Where to start.
Maybe with an ending.
My first collection, Scarecrow, went out into the world and then there was a space. I had nothing to say, or felt that way. I had used too many words.
Maybe with a beginning.
I am listening to Charles Ives’s Holidays Symphony. Between strings and brass, wind, the Jew’s harp. Or jaw harp, mouth harp, gewgaw, guimbard, khomus, trump, Ozark harp, Galician harp, or murchunga. A lamellophone instrument (the internet tells me). And my second collection is pretty much done.
How did it get from there to here? Scarecrow was a personal thing, full of real thoughts buried into personas (sometimes). It was a bit folky, gothic, baroque. There was the sun and the rain, and the railways that took you from the city to the sea. Fields.
And then what?
Then there were just words, and wondering which words were mine. The sense that I hadn’t started to tackle the foremost question, that of language itself. My language felt borrowed. But we do borrow all our language, don’t we? And so there are implications.

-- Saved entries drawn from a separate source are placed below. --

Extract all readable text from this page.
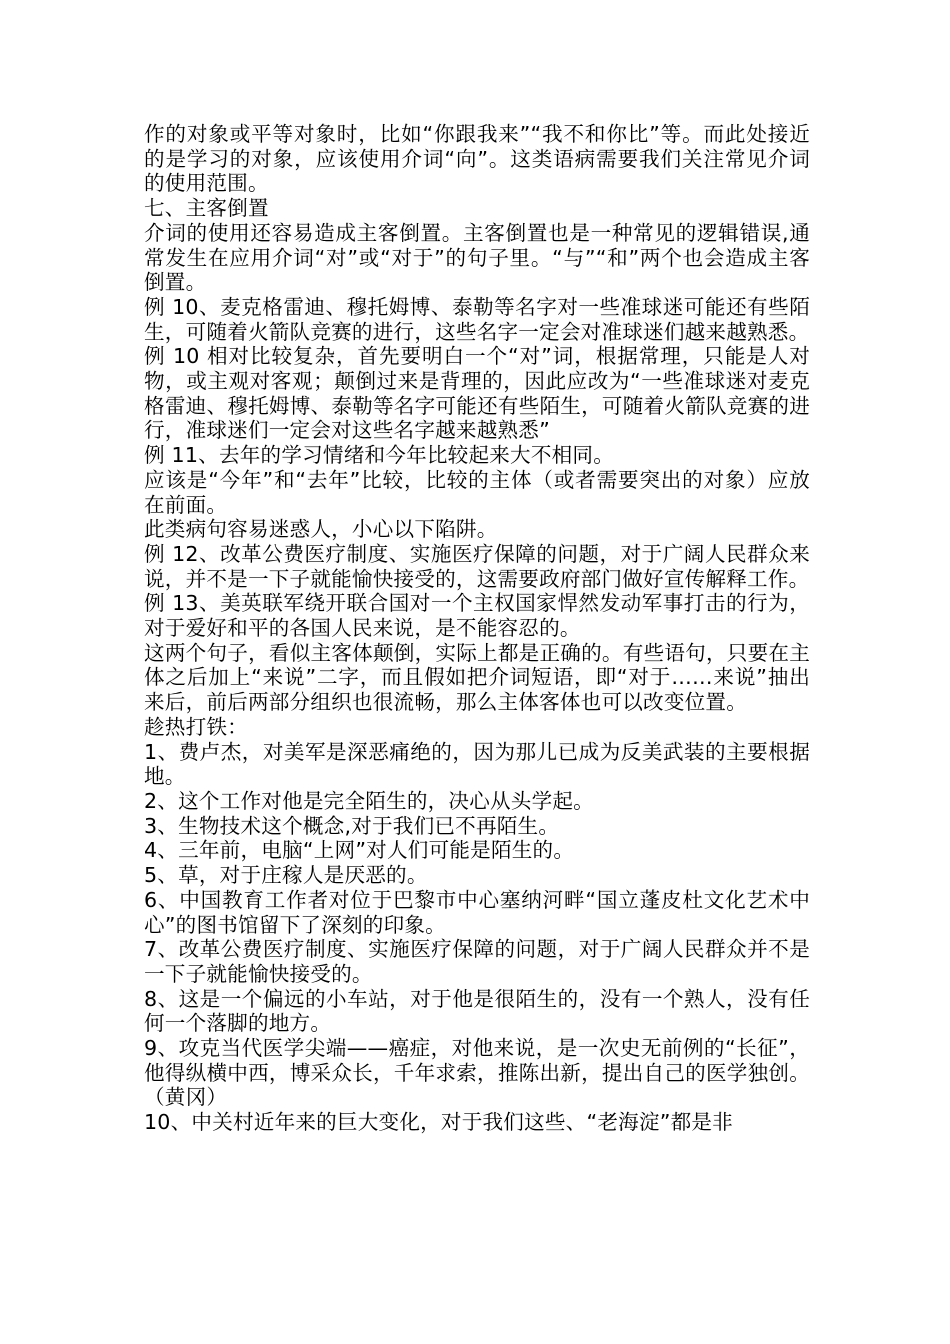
作的对象或平等对象时，比如“你跟我来”“我不和你比”等。而此处接近的是学习的对象，应该使用介词“向”。这类语病需要我们关注常见介词的使用范围。

七、主客倒置

介词的使用还容易造成主客倒置。主客倒置也是一种常见的逻辑错误,通常发生在应用介词“对”或“对于”的句子里。“与”“和”两个也会造成主客倒置。

例 10、麦克格雷迪、穆托姆博、泰勒等名字对一些准球迷可能还有些陌生，可随着火箭队竞赛的进行，这些名字一定会对准球迷们越来越熟悉。

例 10 相对比较复杂，首先要明白一个“对”词，根据常理，只能是人对物，或主观对客观；颠倒过来是背理的，因此应改为“一些准球迷对麦克格雷迪、穆托姆博、泰勒等名字可能还有些陌生，可随着火箭队竞赛的进行，准球迷们一定会对这些名字越来越熟悉”

例 11、去年的学习情绪和今年比较起来大不相同。

应该是“今年”和“去年”比较，比较的主体（或者需要突出的对象）应放在前面。

此类病句容易迷惑人，小心以下陷阱。

例 12、改革公费医疗制度、实施医疗保障的问题，对于广阔人民群众来说，并不是一下子就能愉快接受的，这需要政府部门做好宣传解释工作。

例 13、美英联军绕开联合国对一个主权国家悍然发动军事打击的行为，对于爱好和平的各国人民来说，是不能容忍的。

这两个句子，看似主客体颠倒，实际上都是正确的。有些语句，只要在主体之后加上“来说”二字，而且假如把介词短语，即“对于……来说”抽出来后，前后两部分组织也很流畅，那么主体客体也可以改变位置。

趁热打铁：

1、费卢杰，对美军是深恶痛绝的，因为那儿已成为反美武装的主要根据地。

2、这个工作对他是完全陌生的，决心从头学起。

3、生物技术这个概念,对于我们已不再陌生。

4、三年前，电脑“上网”对人们可能是陌生的。

5、草，对于庄稼人是厌恶的。

6、中国教育工作者对位于巴黎市中心塞纳河畔“国立蓬皮杜文化艺术中心”的图书馆留下了深刻的印象。

7、改革公费医疗制度、实施医疗保障的问题，对于广阔人民群众并不是一下子就能愉快接受的。

8、这是一个偏远的小车站，对于他是很陌生的，没有一个熟人，没有任何一个落脚的地方。

9、攻克当代医学尖端——癌症，对他来说，是一次史无前例的“长征”，他得纵横中西，博采众长，千年求索，推陈出新，提出自己的医学独创。（黄冈）

10、中关村近年来的巨大变化，对于我们这些、“老海淀”都是非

Scarecrow also concerned time and distance. Fair enough. But I began to feel it didn’t really get in amongst them. A fleeting vision is a thing, a fact, but it also means something. Every word is a disturbance. To paint a picture is not to paint the thing you see. It’s more to do with how you see. Etc.
And then…
All of the land, poets pacing purposefully, making notes and listening carefully to what others say. Which others? Then writing everything up. A methodical pursuit. Understandable in this information age, to want to curate, to pinpoint, to cut through the noise, to (literally) find a path through the mud and come to rest, focus, on something solid. The desire for certainty.
(As we discussed earlier today: the unnerving need for the Bake Off, the Victoria sponge).
The meadow. The blizzard of moths gone. The river. The ancient woodland. The word plain and simple. Everything easily understood.
In times of inundation it (no doubt) feels apt to plot and map, to stake a claim, to say… at least this, this, this. We are good people, honestly, and despite our behaviours feel very connected to trees, especially at this time of climate crisis. I walked eight miles at the weekend, here is the route.
But what of Ives’s (again) Fourth Symphony and its ‘collapse section’? What of ‘Daffy Duck in Hollywood’? What of Warhol’s repeated bottles of Coke? Ah, what even of my old song Gordon ‘Dodger’ Pattinson with its middle eight of white noise (a detuned radio)?
What say you, leaf? Wem sagst du das!
And so I wanted to bear witness to uncertainty and ambiguity, to the augmentations, transpositions, diminutions, inversions. I wanted words that didn’t claim what wasn’t theirs to claim. I wanted something almost involuntary. Found words, words from differing lexicons/vocabularies. Heteroglossia. Dialogisms. The whole multieffingfariousness of it all.
What was the encounter? Who met with what? What can you tell of it, truly? What were the voices you heard? In which voice will you speak next? What names do you trust? How can you know? What are you proposing? Is the proposal a good one? Are you sure?
These questions, the faltering fruits of an enquiry.
And this is what I set out to write.